As the campaign progresses and Lorraine tries to weave an inexplicable number of webs with her intentions confusingly strewn from left to right, ghosts from the past including cross-dressing Mayor Ward (Scott William Winters) and Mayoral Candidate Bava’s multiple affairs with running mate Rev. Beebee’s sweet wife Lorraine and daughter Stephanie (Julianne Michelle) come creeping out, though the good pastor never seems to notice. Sweet Lorraine’s selling point is the curiosity of these back stories and the B-movie noir-esque style of it’s delivery with inherent sexual motivation and wholly cynical attitude; yet they’re also undoubtedly it’s downfall.

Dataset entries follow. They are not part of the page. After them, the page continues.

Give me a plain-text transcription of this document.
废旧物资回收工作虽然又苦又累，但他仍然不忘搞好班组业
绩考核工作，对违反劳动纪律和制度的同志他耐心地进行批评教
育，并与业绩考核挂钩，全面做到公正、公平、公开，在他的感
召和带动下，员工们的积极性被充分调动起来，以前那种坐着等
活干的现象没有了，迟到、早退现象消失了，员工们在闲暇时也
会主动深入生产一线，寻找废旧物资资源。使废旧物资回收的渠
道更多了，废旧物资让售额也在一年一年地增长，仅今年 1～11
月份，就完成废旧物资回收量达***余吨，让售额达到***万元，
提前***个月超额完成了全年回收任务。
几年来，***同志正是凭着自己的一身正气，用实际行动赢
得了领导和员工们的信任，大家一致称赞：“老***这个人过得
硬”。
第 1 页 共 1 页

Simply put it’s confusing and dull. You’re not led to become invested in any characters, it’s plot seems to flip and flap at random and I was never able to grasp Lorraine’s ultimate intentions, but without the joys of interesting discussion. Sweet Lorraine didn’t give the impression of complicated motivation, but simply no motivation except power and excess; Lorraine’s odd boxing career and the fantastical and slightly psychotic ‘club’ that united Lorraine’s past was almost fantastical. Perhaps that was the point, perhaps it was meant to be chaotic strange and catch you unaware; but for me it just didn’t come together, it wasn’t enjoyable. With a strong cast for this type of production I was expecting a lot more. Ironically Tatum O’Neal gives a strong performance as Lorraine, easy to hate and difficult to understand and Matthew Conlon is excellent as the naive Pastor who can’t see anything that’s in front of his face; but good acting can’t hold together a film that has a poor script and is trying too hard to be edgy and innovative.
Expected to be released on April 23rd in the US, I won’t be recommending many people go see this film; it may have it’s niche and may even someday gain cult reverence, but for me it doesn’t work. Sweet Lorraine was a disappointment, unable to capture my attention.